Charges on certain transactions is the banks’ latest wheeze to extract cash from account holders. Consumer activists say this is the beginning of the end of free banking and want banking regulator RBI

Charges on certain transactions is the banks’ latest wheeze to extract cash from account holders. Consumer activists say this is the beginning of the end of free banking and want banking regulator RBI to intervene. But the latter’s inaction indicates this particular salami slicing isn’t out of turn. Truth is, it costs a bank to maintain and service accounts, and the ugly reality is, we never had a free bank account. We have been paying for a legion of things from non-maintenance of minimum balance, account closure, cheque book requisition, duplicate account statement, and so on.

It’s possible some charges were waived as banks were building size and some transaction costs were subsidised. But charges always existed and this bit of financial arcana has passed over our heads. Now that banks have their size, they seem to be thinking only one thing: If customers are paying for postage and packing while shopping online, why not for all our services? Even in developed countries, there’s no free banking and levying a fee is reasonable and proportional to the transaction cost. But such fee is tolerable due to superior service. Take Canada, where each account holder has a professional personally assisting, and establishing a relationship, unlike our grumpy tellers or the irritable IVR system.

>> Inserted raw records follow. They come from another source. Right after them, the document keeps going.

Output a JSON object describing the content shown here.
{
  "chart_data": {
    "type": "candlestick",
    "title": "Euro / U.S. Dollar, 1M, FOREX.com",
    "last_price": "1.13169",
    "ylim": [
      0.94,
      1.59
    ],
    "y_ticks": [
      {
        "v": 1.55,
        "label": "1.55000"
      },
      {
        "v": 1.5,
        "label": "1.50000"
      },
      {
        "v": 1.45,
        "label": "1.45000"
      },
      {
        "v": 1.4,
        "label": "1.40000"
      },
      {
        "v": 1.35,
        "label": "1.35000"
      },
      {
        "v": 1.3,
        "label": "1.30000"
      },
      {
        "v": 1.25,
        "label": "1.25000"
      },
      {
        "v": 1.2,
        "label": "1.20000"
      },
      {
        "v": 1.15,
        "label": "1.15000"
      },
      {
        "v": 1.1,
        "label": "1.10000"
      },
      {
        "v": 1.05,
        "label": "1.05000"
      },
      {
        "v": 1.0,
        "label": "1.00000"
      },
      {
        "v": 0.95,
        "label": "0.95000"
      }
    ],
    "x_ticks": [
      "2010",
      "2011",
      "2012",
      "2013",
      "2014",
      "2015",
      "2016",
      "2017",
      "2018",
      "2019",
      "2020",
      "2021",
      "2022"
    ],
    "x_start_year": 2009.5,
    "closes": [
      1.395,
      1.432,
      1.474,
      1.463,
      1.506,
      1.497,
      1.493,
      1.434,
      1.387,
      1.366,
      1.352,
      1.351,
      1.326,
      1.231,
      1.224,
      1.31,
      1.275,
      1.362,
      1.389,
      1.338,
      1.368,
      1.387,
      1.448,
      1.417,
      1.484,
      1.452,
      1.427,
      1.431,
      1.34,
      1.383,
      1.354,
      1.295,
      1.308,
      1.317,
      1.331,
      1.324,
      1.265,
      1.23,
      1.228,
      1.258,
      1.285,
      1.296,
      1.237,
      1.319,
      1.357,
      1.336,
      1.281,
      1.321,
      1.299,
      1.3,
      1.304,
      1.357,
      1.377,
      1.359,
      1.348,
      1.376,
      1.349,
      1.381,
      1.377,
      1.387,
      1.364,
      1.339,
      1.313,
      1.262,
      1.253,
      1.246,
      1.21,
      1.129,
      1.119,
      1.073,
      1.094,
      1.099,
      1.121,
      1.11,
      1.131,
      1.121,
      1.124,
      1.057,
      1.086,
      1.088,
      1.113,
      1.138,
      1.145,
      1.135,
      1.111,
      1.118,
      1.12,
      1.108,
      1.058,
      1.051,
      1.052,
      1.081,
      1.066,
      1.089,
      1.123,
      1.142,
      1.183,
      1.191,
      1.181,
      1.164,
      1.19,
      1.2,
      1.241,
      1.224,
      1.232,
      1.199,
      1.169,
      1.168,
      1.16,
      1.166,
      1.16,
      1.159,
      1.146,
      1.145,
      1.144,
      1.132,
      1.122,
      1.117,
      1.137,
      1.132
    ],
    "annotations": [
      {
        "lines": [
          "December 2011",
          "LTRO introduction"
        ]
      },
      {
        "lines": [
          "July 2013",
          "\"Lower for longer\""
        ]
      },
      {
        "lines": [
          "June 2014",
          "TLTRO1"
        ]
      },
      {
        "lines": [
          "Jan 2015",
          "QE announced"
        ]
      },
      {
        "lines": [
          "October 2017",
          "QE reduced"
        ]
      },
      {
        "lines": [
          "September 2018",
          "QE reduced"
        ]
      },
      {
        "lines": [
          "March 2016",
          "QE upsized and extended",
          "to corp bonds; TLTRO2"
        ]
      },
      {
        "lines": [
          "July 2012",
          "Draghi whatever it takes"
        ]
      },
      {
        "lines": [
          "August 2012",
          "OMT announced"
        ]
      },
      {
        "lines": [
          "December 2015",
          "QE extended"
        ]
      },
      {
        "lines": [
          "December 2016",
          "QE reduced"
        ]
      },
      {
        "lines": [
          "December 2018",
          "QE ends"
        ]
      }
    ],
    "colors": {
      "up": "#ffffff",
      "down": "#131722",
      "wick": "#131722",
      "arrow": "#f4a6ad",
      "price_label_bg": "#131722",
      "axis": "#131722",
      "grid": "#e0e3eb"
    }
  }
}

For years, banks have lent unsustainable amounts to people like Vijay Mallya and lost out sorely. Shouldn’t banks go after them recovering what’s rightfully theirs, instead of biting the small fish and imposing ‘nominal’ fee to make money? In this looming cost vs income battle, it’s the consumers who are put in the crosshairs once again, not big, risky borrowers or wilful defaulters. Bankers say these charges compel customers to go cashless. The bottom line is, consumers end up with the worst of both worlds: Paying for accounts but slapped with unfair charges, opaque products, poor service, when actually, the price of banking, be it physical or digital, should put them squarely in the middle.